President of the Departmental Council of Allier (General Council until 2015)
- In office 2 April 2015 – 25 September 2017
- Preceded by: Jean-Paul Dufrègne
- Succeeded by: Claude Riboulet
- In office 23 March 2001 – 20 March 2008
- Preceded by: Jean-Claude Mairal
- Succeeded by: Jean-Paul Dufrègne
- In office 3 April 1992 – 27 March 1998
- Preceded by: Jean Cluzel
- Succeeded by: Jean-Claude Mairal

Mayor of Cérilly
- In office 18 June 1995 – 18 March 2001
- Preceded by: Georges Friaud
- Succeeded by: Olivier Filliat

Personal details
- Born: 1 November 1944 Louroux-Hodement, France
- Died: 10 June 2024 (aged 79) Montluçon, France
- Party: The Republicans
- Profession: Pharmacist

= Gérard Dériot =

French politician (1944–2024)

Gérard Dériot (1 November 1944 – 10 June 2024) was a French politician who was a member of the Senate. He represented the Allier department and was a member of the Union for a Popular Movement Party.

== Biography ==
Dériot was president of the General council of Allier from 1992 to 1998 and from 2001 to 2008, and of the Departmental Council of Allier from 2 April 2015 to 25 September 2017.

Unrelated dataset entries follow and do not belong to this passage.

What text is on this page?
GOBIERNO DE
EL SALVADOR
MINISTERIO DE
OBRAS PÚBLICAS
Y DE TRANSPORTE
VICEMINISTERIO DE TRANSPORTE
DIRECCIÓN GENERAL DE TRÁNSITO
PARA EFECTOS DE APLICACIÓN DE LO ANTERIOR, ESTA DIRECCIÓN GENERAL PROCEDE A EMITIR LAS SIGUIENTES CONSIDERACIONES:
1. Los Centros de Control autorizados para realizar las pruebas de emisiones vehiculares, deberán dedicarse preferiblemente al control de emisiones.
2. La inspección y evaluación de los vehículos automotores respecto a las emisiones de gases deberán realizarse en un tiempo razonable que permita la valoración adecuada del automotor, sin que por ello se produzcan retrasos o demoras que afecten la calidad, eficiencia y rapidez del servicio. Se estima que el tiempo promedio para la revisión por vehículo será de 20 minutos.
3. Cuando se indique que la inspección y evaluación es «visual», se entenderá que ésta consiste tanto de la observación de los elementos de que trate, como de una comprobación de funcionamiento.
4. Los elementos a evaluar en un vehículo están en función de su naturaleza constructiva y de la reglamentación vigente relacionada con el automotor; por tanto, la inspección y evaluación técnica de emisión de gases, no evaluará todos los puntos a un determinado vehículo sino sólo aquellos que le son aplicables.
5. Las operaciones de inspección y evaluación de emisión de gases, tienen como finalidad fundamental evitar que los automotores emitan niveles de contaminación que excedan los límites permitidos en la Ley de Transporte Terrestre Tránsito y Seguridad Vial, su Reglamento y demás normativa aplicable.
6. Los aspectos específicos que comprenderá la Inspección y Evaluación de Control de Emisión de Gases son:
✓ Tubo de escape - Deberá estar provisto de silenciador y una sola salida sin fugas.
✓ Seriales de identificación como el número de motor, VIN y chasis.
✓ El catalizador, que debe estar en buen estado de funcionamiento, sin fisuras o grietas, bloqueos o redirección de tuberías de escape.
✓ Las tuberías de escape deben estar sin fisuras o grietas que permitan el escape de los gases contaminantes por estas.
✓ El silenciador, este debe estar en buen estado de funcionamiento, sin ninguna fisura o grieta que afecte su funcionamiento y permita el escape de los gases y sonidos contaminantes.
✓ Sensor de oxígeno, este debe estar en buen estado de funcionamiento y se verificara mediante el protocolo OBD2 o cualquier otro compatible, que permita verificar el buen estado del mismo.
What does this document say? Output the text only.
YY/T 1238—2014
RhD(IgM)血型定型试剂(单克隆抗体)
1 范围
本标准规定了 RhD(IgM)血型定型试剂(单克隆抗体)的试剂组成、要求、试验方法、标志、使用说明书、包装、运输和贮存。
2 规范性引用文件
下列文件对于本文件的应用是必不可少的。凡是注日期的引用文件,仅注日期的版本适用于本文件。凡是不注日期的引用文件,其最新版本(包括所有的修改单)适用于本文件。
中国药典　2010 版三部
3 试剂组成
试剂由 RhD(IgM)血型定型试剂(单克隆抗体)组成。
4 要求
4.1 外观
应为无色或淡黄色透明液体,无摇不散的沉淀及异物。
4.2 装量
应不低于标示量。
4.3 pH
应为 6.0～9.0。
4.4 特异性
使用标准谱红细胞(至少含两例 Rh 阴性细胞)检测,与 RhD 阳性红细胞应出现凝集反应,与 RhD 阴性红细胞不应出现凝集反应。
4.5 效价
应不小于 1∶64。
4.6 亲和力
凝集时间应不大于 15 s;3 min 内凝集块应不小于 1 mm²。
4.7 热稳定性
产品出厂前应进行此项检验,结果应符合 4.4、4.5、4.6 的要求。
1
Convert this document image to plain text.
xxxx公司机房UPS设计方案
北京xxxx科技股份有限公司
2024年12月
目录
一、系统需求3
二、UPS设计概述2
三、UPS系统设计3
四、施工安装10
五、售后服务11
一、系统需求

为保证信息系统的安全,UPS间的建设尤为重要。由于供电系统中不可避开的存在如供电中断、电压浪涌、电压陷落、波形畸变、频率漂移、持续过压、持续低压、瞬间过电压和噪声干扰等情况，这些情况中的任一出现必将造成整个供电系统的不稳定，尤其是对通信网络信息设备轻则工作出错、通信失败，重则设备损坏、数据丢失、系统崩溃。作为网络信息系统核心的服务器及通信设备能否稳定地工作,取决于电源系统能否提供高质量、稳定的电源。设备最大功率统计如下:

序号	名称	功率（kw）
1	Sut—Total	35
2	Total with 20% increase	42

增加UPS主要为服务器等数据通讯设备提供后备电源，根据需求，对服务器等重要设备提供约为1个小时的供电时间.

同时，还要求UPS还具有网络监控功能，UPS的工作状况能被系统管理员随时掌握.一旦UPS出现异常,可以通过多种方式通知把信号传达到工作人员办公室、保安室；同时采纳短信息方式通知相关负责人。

- President of the communes community (communauté de communes) of Pays de Tronçais
- Former mayor of Cérilly
- General councillor of former canton of Cérilly (1985–2015)
- Departmental councillor of canton of Bourbon-l'Archambault (duo with Corinne Trebosc-Coupas)

Dériot died on 10 June 2024, at the age of 79.